According to UBS, the Indian economy is expected to grow at 8.5 per cent next year, making the nation the fastest growing economy globally.
“Any kind of growth rate like [8.5 per cent] should be positive for exporters of steel and coal,” said UBS Wealth Management head of investment strategy David Sokulsky.
However, “how positive and how beneficial it is, we are yet to see that”.
Mr Sokulsky said the extent to which Australia’s iron ore industry will benefit hinges on how much India sources domestically versus how much it sources externally.
He pointed out that it is too soon to tell whether India’s growth will translate into a greater demand for Australian iron ore.
If demand for Australian iron ore increases, “that would be great for us, great for the economy,” he said.
There are a number of factors underpinning India’s economic performance.

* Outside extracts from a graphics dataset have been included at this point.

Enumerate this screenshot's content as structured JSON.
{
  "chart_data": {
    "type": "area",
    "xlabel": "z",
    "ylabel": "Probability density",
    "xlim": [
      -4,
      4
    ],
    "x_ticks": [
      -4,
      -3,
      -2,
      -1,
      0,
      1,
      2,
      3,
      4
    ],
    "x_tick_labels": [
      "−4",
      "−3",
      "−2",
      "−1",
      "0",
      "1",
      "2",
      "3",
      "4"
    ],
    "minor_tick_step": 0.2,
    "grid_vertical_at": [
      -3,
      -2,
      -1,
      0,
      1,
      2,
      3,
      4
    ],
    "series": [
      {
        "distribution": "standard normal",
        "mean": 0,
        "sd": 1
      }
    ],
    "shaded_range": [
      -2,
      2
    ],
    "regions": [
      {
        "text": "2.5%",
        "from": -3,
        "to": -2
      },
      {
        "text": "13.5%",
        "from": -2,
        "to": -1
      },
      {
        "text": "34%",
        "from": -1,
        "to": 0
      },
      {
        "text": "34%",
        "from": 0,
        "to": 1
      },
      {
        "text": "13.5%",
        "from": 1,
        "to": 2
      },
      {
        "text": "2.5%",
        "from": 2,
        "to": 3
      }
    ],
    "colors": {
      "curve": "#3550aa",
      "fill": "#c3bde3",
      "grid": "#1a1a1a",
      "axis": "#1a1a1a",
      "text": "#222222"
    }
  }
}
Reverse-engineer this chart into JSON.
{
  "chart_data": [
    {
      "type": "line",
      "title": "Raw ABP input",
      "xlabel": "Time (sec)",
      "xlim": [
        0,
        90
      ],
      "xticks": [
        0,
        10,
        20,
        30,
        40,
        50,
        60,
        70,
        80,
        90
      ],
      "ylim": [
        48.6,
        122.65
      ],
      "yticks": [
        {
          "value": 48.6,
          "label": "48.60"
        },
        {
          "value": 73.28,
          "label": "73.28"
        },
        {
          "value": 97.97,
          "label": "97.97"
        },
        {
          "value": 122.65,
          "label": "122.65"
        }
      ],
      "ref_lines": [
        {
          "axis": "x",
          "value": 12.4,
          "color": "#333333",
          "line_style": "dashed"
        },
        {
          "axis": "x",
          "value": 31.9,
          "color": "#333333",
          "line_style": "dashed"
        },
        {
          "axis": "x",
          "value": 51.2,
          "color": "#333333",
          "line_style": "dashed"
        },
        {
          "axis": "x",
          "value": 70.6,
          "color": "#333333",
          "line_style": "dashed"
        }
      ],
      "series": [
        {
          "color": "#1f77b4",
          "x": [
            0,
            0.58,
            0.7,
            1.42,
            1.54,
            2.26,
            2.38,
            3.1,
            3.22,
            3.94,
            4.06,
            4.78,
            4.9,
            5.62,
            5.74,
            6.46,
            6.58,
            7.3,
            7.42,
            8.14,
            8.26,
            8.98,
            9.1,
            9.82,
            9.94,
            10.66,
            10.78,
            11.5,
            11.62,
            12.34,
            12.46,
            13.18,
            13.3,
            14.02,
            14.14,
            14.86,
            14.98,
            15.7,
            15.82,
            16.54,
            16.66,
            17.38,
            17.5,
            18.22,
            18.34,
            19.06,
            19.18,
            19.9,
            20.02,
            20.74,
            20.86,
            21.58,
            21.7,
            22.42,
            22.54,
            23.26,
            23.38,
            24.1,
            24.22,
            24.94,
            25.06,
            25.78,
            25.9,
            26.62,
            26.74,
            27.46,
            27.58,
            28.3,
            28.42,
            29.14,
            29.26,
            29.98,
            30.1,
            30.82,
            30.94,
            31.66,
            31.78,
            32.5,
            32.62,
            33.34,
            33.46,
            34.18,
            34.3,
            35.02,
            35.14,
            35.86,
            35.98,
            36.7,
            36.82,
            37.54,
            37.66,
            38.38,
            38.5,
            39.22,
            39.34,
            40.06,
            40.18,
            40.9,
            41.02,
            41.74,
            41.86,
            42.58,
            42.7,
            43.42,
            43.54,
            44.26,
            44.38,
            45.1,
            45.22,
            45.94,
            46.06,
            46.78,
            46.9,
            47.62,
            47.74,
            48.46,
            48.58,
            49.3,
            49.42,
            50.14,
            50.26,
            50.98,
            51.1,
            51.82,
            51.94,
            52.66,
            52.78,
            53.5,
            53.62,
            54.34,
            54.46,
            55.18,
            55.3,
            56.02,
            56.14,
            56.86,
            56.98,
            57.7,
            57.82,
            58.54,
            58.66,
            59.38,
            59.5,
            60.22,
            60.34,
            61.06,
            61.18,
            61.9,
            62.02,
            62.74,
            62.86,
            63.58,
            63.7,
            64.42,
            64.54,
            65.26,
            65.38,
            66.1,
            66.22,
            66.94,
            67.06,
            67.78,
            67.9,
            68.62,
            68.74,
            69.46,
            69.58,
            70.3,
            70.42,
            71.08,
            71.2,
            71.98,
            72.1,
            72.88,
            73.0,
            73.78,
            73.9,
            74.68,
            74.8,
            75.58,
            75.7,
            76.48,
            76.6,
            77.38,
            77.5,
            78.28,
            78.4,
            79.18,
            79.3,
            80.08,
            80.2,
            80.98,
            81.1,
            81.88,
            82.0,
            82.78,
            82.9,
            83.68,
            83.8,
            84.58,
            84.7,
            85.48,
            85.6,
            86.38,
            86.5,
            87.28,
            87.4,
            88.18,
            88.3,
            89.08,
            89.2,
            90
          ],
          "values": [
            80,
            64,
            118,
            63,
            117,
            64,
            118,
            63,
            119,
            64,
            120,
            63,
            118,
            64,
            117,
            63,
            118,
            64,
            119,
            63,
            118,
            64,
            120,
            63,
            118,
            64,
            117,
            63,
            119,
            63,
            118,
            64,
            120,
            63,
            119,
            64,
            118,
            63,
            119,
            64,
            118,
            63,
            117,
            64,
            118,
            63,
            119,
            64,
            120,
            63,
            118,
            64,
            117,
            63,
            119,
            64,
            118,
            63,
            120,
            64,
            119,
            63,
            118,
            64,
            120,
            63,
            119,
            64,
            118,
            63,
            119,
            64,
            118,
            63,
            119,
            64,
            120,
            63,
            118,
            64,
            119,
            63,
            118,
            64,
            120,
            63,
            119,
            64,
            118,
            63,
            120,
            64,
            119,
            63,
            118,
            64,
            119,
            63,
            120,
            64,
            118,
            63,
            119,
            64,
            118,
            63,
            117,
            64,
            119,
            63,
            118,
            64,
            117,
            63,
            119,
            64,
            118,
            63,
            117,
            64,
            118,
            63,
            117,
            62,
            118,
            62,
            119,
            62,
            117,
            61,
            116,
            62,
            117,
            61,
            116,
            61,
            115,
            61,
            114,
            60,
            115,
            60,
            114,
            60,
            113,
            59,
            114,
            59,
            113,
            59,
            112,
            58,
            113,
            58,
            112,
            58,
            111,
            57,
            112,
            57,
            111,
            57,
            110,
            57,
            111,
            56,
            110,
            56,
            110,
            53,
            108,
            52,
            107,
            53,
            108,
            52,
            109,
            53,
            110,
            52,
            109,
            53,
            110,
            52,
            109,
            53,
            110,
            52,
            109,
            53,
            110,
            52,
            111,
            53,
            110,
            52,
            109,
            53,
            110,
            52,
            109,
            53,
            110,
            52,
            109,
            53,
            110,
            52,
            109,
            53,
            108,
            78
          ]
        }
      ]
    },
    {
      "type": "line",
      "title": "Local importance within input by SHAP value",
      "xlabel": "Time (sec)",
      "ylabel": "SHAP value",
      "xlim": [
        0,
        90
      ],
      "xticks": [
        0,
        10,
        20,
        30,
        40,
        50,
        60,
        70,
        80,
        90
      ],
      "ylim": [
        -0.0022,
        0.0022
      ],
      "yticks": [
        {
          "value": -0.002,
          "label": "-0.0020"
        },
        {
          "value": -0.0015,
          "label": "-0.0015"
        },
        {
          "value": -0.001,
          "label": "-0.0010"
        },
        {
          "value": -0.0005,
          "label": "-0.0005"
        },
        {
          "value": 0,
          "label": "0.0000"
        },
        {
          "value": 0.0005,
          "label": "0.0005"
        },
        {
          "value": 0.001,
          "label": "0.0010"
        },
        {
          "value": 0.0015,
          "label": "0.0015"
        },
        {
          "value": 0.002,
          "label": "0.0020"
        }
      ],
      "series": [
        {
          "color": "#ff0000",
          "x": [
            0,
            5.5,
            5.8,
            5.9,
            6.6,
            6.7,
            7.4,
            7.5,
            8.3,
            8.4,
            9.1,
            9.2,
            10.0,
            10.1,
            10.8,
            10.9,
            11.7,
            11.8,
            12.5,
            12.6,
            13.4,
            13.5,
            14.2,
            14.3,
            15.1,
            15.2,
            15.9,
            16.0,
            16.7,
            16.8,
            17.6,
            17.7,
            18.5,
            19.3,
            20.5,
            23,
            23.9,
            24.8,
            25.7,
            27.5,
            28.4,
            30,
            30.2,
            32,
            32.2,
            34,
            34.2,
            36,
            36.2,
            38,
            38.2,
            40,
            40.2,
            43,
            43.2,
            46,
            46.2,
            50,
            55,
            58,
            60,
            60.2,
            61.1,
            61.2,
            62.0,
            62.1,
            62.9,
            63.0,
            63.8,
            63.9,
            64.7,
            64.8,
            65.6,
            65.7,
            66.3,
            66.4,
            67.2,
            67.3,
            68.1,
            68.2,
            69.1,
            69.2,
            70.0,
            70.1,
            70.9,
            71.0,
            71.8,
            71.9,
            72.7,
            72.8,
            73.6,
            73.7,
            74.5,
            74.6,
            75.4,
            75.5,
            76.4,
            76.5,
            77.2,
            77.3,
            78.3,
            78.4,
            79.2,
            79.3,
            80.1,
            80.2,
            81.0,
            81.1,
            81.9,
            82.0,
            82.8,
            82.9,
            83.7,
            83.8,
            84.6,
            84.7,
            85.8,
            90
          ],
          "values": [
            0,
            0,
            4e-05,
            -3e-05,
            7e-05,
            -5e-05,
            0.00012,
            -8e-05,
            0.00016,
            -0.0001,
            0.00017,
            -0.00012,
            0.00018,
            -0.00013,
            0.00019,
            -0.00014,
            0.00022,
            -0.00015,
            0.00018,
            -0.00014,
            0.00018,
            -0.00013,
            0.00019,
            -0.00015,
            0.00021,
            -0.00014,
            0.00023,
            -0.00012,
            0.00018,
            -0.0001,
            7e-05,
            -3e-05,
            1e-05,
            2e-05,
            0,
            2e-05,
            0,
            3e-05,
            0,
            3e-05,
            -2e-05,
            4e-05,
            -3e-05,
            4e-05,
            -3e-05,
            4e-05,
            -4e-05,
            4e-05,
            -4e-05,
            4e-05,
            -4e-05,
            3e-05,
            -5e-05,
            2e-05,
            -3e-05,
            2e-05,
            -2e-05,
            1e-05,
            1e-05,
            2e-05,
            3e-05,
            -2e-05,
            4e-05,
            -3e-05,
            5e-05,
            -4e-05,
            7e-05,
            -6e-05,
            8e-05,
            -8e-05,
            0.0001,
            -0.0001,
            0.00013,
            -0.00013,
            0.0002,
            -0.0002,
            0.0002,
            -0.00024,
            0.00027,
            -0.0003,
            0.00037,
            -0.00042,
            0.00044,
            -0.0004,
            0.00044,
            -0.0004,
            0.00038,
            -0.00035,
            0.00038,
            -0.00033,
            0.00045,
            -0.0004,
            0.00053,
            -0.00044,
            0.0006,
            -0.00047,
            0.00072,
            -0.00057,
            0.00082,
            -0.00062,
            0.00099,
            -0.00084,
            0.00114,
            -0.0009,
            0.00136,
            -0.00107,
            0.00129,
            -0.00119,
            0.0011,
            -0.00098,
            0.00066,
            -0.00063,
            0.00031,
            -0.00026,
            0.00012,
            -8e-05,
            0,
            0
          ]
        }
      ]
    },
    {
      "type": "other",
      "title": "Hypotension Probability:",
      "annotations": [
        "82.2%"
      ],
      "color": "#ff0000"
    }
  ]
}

Mr Sokulsky notes the election of Prime Minister Narendra Modi in 2014 as a turning point.
“There are a number of structural changes coming into place,” he adds.
The implementation of a GST which results in the spending of raised capital, and providing every Indian citizen with a bank account, will continue to be drivers of growth.
“Some of those things are very important in terms of the growth of the country,” Mr Sokulsky said.
There has also been a pick-up in industrial production.
Inflation has reduced from roughly 7.5 per cent, Mr Sokulsky said.
“Cutting interest rates … then allows more economic growth, more credit creation and borrowing,” he explained.
Moreover, there is increased positivity due to Modi “pushing the economy forward”.
“There are number things that are going on, on the ground, which are important,” Mr Sokulsky concluded.
UBS is set to increase its Indian asset allocation in the near future, he added.